Budget 2018 – one of the most expected events not just in the UK but the whole world ahead of Brexit. As this was the last budget drafted before UK leaving the EU, it garnered immense attention worldwide.
Chancellor Philip Hammond stated that this budget was aimed at the hard working families and the people who are the backbone of the British economy. He also said that the times of austerity are coming to an end and a new beginning in the chapters of British economy is to be born. People who didn’t get the full idea of the Budget 2018 can find an accountant nearby to understand intricate details of it.
Let us see the important highlights of the Budget 2018 in this article. It would be better for freelancers and self – employed individuals doing a self-assessment to know these details.
IR 35 tax reform –This is one of the most significant element of Budget 2018 as it directly concerns the freelancers, IT contractors and consultants in UK. This tax reform states that the self-employed people who are hired by employers through a third party companies would pay national insurance rates as the employees rather than at the self-employed rate.
IR 35 was extended to private sector companies to combat tax avoidance through means of ‘disguised employment’. IR 35 was extended to the private sector. This move has triggered backlashes from self-employment community and this tax returns services near you reform will not be implemented until April 2020.
Self-employed people with confusions regarding IR 35 tax reforms can find an accountant online and get a clarity before self-assessment of taxes. To find professional help online, you can do a Google search of ‘accounting firms near me’ to land with a list of accounting professionals
Personal tax allowance – Personal tax allowance rate at which people will start paying taxes has been hiked to £12,500 from a previous figure of £11,850 from this April. The basic rate limit has been increased to £37,500. Also the higher rate Income Tax threshold has been hiked to £50,000.
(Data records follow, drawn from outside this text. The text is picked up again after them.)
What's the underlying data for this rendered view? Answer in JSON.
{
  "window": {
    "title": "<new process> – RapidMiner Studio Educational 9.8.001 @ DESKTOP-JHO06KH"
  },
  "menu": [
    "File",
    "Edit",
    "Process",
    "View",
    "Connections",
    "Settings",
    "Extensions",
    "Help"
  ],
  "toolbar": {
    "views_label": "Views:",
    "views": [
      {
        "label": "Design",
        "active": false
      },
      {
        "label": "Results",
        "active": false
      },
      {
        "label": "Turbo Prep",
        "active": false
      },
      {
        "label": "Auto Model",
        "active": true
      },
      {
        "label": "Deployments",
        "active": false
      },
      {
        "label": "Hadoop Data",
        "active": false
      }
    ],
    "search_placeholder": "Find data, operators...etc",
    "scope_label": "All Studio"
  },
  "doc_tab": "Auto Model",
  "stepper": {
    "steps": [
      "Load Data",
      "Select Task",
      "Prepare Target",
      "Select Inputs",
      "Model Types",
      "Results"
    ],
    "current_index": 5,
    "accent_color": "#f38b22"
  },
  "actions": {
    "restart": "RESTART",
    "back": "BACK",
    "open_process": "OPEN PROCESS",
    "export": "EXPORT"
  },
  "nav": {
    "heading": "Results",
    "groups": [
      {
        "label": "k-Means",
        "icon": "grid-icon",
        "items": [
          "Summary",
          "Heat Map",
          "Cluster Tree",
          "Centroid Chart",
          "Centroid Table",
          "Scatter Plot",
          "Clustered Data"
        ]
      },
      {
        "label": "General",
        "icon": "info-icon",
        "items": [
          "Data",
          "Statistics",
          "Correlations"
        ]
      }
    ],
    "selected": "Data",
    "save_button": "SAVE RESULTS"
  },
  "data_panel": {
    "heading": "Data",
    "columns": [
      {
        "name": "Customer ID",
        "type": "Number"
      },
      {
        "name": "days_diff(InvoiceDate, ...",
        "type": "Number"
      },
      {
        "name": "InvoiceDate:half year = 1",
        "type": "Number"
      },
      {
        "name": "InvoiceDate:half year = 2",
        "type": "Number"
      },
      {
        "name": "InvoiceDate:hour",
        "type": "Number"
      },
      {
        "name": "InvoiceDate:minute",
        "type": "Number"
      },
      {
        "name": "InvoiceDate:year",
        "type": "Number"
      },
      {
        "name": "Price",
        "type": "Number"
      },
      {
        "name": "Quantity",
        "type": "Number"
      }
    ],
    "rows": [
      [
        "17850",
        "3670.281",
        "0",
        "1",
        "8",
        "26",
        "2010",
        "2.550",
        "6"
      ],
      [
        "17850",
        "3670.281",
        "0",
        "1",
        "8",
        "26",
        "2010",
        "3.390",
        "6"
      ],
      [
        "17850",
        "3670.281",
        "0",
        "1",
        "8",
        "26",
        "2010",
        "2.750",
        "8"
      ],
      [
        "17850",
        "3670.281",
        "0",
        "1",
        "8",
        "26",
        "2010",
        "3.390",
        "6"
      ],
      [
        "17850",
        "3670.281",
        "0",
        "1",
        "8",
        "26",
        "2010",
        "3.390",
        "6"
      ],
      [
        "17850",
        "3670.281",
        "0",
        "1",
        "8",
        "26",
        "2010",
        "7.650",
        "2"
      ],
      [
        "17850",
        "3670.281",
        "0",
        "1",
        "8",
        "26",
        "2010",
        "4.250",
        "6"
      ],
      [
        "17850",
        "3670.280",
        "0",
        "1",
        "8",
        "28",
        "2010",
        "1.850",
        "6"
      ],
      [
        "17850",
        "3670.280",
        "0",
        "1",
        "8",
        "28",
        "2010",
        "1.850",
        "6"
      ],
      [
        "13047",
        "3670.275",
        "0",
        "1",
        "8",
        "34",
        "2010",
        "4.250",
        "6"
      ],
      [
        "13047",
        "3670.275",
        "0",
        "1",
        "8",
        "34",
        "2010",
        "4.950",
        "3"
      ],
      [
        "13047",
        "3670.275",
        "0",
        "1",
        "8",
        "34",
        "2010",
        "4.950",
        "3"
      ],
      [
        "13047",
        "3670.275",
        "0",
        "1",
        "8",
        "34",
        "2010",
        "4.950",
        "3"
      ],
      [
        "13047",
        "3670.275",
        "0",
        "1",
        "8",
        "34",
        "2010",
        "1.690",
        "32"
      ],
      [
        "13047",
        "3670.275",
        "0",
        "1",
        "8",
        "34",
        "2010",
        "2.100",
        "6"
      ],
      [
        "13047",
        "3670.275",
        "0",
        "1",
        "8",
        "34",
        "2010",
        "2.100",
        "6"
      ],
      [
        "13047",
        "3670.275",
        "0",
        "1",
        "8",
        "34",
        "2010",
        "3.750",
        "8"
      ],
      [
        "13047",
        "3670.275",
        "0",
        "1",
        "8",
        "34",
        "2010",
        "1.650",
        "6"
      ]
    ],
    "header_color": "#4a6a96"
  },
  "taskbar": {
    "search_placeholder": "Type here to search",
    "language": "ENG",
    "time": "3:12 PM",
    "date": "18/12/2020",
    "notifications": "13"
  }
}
Small business tax rates – The budget by Philip Hammond has reduced the tax rates for the small businesses. Small businesses with value of up to £51,000 will have their business rates bill slashed by at least 33% percent than before saving these businesses at least £8,000
Apprenticeship fees –
National Living Wage – The National Living Wage has been hiked to £8.21 per hour from £7.83 per hour
Relief for entrepreneurs – The qualifying period of tax relief for entrepreneurs has been extended from 12 months to 2 years. Also the Capital Gains taxes on the sale of their businesses has been fixed at 10% rather than an earlier rate of 28%.
Annual Investment Allowance (AIA) – It was announced that the small businesses will be able to claim £1 million of expenditure per annum for the next two years starting from 1st of January 2019. This will help the small companies to invest in plant and machinery with 100% tax relief.
Incentives for greater capital investment were also announced.
VAT imposition on small businesses – This budget was expected to impose VAT on businesses earning more than £43,000 instead of the £85,000 turnover earlier. But, the VAT imposition for a figure of £43,000 was dropped and remains to stay at £85,000 until 2022. After which a new method of calculation of VAT imposition will be introduced.
Fuel duty freeze – Fuel duty to be frozen for the 9th year in a row.
Digital Services Tax – It was mentioned in the budget that the large social media platforms, search engines and online marketplaces doing business in the country will have to pay a Digital Services Taxes of 2% starting from April 2020. Companies with sales of more than £500 million globally fall under this category.
Corporation Tax – Corporation Tax will be fixed at 19% for the financial year 2019 starting from April 2019 and 17% for the financial year 2020 starting April 2020.
Research and Development tax – Small businesses that conduct R&D through partners can claim reliefs from the R&D tax credits system. The relief amount is to be capped at three times its PAYE and NICs liability for the financial year.
The extension of IR 35 to private sector firms did not draw a good response from the freelancers, contractors, and self-employed individuals. However, it is considered a good move by the lawmakers who believe that it can prevent tax leaks.
Contrary to this fact, a major amount of people have expressed that this budget was the best small business budget that has been delivered. The business rates cut for small businesses and entrepreneurs are welcomed by the taxpaying community.